Heute glauben viele Leute, dass die Dinge im politischen Bereich nur schlechter werden können. Deshalb finden sie es gut, wenn sich nicht viel bewegt.

Angela Merkel ist die erste deutsche Kanzlerin, die selbst per SMS kommuniziert. Bringt das die Politik auf Augenhöhe mit der ökonomischen Beschleunigung?

Es ist unvermeidbar, aber es führt zu Rationalitätsverlusten wie bei jedem anderen Menschen auch. Zu einem situativen Reagieren auf den jeweils größten Druck, zu Kammerflimmern – hektischen Bewegungen an der Oberfläche, die keine Substanz mehr haben.
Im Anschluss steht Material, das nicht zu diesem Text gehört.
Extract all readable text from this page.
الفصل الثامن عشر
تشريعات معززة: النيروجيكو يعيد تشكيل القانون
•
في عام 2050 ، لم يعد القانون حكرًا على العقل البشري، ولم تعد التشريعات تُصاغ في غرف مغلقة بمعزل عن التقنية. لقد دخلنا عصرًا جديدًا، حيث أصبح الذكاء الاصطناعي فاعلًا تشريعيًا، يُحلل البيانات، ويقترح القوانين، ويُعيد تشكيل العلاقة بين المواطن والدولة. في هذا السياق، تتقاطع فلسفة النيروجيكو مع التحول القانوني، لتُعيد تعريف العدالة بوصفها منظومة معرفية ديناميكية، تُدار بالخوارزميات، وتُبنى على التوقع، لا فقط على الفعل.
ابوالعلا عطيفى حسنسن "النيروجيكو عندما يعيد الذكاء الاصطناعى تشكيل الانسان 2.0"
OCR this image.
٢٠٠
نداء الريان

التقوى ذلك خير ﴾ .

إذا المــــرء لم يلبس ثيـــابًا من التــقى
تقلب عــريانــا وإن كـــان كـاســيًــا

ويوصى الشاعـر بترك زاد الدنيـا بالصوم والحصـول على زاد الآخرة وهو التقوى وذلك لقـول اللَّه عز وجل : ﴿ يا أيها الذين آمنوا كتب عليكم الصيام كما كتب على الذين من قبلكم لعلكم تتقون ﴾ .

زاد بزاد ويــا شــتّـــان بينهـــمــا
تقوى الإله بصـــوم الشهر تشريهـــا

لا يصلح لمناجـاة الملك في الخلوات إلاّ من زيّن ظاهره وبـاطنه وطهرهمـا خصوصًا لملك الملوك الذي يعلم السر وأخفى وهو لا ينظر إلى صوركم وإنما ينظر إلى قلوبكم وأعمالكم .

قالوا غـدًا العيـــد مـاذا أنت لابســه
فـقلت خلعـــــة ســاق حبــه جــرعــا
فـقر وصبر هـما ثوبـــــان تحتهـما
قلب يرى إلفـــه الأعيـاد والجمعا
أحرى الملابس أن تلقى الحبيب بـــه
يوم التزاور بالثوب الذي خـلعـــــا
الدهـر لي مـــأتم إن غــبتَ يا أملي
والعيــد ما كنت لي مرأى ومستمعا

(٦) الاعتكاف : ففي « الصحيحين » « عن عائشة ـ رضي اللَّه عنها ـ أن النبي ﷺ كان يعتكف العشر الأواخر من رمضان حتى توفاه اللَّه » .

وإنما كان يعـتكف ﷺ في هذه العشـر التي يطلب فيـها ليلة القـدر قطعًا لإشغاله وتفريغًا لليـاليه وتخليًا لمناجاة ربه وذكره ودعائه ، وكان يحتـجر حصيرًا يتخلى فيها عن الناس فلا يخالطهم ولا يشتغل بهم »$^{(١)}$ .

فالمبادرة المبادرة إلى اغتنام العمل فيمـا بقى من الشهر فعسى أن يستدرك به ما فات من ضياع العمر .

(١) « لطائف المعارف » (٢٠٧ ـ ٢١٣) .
Eine langfristig orientierte Politik ist auf diese Weise nicht mehr möglich.

In der Zeit vor Merkel dachte man: Die Stärke der wirklich Wichtigen besteht darin, dass sie selbst keine Mails lesen oder SMS verschicken müssen.

Das Handy war die erste moderne Technologie, die sich nicht die Eliten als Erste angeeignet haben. Die Prekarisierten hatten es schon, als sich viele Akademiker darüber noch erhaben wähnten. Sie haben den Boykott aber nicht durchgehalten. Daran sehen Sie die Eigendynamik solcher Technologien. Es ist eine große Täuschung, dass wir souverän damit umgehen könnten.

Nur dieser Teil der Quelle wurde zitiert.